JAKARTA – Komisi Yudisial (KY) memantau hakim yang bertugas di 600 lembaga peradilan di seluruh Indonesia. Untuk melakukan tugasnya, KY dibantu oleh 12 orang penghubung yang ada di sejumlah provinsi.

Keberadaan penghubung tersebutlah yang menjadikan proses pemantauan menjadi lebih mudah dilakukan. Pemantauan tersebut dilakukan secara aktif setiap hari, karena proses peradilan berlangsung setiap hari di seluruh pengadilan yang ada di Indonesia. “Secara aktif, Komisi Yudisial melakukan pemantauan di pengadilan. Kegiatan aktif ini dilakukan secara terbuka. Jika ada perkara yang menarik perhatian publik, maka Komisi Yudisial akan mematau persidangan itu,” kata Juru Bicara KY, Farid Wajdi.

Secara pasif, sebut Farid, KY menerima laporan pengaduan masyarakat mengenai proses peradilan. Setiap laporan ditindaklanjuti, mulai dari pengkajian awal, kemudian diikuti dengan investigasi, hingga proses pemintaan keterangan para pihak dari laporan. Berdasarkan keterangan tersebutlah yang nantinya akan menjadi dasar kesimpulan dari KY. “Cara pasif dilakukan secara tertutup, karena bentuknya rahasia. Dan kita harus melindungi individu pelapor demi keamanan dan kenyamanan,” ungkapnya.

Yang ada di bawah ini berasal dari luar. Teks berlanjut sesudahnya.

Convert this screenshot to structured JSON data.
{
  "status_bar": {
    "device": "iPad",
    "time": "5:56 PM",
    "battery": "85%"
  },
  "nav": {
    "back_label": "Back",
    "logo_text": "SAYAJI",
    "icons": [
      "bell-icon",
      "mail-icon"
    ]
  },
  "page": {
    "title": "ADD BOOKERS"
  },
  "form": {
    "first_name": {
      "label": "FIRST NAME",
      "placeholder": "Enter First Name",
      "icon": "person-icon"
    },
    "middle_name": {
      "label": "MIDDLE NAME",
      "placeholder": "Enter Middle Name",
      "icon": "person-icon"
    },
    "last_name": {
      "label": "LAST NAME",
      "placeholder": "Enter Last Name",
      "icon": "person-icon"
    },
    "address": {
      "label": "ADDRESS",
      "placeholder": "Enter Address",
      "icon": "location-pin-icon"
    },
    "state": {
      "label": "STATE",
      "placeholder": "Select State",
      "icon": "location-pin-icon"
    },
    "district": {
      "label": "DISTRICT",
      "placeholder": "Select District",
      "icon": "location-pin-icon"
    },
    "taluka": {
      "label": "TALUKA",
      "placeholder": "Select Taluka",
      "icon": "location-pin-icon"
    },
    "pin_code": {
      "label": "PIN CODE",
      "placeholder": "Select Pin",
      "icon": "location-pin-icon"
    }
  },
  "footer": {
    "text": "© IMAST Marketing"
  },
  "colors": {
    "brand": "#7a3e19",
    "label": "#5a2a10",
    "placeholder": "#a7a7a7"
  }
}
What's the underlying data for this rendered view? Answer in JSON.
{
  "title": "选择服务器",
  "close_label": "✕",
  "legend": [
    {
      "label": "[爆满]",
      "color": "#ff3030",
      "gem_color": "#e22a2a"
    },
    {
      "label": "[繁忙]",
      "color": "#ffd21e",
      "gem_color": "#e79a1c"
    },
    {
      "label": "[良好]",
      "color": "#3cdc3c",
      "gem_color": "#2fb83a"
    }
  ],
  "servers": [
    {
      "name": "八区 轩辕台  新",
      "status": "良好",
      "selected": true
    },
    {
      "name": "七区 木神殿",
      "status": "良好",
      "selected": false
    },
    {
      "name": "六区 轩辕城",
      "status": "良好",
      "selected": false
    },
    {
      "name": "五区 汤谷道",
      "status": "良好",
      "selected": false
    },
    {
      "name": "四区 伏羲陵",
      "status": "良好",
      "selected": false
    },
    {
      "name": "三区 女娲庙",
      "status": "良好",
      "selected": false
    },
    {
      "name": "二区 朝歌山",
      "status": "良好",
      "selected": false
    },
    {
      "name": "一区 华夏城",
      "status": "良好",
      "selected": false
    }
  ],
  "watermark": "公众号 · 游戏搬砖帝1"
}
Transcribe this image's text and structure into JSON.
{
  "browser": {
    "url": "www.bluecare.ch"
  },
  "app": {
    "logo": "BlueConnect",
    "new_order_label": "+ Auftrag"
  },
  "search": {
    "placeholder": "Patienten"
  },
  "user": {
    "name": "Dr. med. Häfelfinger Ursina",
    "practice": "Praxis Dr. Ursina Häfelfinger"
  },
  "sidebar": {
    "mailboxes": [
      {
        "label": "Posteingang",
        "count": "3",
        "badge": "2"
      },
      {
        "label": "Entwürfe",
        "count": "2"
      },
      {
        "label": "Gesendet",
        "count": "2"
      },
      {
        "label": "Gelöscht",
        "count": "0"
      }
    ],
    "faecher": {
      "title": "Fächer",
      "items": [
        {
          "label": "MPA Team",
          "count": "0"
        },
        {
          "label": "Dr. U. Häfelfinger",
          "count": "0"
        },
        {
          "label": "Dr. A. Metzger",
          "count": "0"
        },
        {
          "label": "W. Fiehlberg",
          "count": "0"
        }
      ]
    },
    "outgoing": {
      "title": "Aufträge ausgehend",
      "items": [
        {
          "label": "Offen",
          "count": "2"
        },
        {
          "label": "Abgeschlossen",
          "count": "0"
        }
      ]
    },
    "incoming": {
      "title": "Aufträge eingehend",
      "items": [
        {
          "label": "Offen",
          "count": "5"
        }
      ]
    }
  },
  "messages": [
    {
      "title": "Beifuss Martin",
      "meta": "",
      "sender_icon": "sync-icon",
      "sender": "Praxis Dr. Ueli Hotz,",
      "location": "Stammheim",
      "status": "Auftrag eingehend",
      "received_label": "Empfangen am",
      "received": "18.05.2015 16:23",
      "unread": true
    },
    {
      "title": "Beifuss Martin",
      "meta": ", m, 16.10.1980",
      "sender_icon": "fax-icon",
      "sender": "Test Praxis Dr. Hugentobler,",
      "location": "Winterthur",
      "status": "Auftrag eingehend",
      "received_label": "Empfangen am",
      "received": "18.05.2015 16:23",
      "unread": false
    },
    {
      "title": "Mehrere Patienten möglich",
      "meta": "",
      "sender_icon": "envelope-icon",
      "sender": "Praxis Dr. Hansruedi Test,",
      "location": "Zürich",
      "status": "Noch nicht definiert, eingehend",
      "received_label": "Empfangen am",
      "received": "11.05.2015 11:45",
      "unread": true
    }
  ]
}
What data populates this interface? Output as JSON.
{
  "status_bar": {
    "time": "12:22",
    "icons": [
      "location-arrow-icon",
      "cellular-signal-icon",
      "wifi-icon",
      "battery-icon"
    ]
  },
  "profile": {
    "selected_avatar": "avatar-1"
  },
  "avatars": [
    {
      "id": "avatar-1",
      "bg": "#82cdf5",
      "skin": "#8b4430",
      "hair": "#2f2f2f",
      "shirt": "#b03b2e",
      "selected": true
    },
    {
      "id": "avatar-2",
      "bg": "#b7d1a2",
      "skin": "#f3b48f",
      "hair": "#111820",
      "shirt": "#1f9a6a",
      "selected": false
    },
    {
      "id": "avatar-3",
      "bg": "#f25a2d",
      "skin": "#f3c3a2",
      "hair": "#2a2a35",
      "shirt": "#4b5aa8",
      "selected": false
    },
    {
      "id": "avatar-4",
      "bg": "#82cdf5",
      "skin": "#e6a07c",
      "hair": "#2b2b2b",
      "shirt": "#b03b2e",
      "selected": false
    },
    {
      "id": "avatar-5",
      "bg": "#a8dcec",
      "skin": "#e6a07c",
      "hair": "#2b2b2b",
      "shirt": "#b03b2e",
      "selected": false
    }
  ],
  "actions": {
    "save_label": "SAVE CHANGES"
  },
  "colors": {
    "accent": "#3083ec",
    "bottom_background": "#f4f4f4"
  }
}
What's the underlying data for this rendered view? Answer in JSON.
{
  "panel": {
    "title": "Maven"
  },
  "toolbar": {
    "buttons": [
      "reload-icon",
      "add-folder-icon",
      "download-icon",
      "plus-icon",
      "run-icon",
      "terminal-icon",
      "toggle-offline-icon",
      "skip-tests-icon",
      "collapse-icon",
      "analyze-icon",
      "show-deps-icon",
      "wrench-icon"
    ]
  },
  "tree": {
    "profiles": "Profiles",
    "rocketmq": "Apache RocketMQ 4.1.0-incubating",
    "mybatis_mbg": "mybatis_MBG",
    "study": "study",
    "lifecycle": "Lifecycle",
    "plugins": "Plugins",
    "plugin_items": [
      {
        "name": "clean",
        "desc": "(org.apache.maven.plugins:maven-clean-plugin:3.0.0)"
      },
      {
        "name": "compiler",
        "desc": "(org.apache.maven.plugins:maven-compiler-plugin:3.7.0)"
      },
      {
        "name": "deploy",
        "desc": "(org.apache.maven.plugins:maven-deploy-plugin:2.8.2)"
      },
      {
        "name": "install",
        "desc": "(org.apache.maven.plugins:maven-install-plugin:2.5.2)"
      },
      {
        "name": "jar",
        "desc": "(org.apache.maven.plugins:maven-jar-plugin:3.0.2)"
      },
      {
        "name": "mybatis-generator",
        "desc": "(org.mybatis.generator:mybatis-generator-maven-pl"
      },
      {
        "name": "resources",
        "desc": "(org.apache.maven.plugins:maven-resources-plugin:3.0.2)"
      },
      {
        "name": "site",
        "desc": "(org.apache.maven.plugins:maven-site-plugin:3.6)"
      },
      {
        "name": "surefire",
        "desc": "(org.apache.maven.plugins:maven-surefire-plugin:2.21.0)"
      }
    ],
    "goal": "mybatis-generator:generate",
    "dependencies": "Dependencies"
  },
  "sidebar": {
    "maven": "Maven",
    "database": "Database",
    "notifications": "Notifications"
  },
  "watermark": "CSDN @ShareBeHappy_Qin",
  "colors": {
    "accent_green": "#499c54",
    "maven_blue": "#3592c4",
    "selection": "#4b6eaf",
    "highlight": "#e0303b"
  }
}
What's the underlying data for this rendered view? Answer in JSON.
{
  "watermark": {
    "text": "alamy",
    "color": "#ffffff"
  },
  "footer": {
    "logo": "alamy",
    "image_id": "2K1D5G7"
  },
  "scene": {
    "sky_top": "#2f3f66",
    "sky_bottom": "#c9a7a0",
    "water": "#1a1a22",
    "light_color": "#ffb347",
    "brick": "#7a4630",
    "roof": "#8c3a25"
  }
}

KY juga berupaya meningkatkan kesejahteraan dan kapasitas Hakim. KY melakukan pelatihan, baik dalam rangka meningkatkan kualitas pengetahuan, maupun dalam rangka meningkatkan kualitas etika. Dalam hal peningkatan kesejahteraan, di 2014 KY ikut andil dalam upaya meningkatkan tunjangan hakim.

“Dalam meningkatkan kesejahteraan hakim, selama ini KY sudah memberikan andil dalam meningkatkan kualitas pengetahuan, etika dan kesejahteraan para hakim sejak 2014. Tentu kita berharap dengan semua ini, para hakim memegang teguh integritas, moral sebagai pengambil keputusan,” pungkasnya.

Baca Juga
Lihat juga...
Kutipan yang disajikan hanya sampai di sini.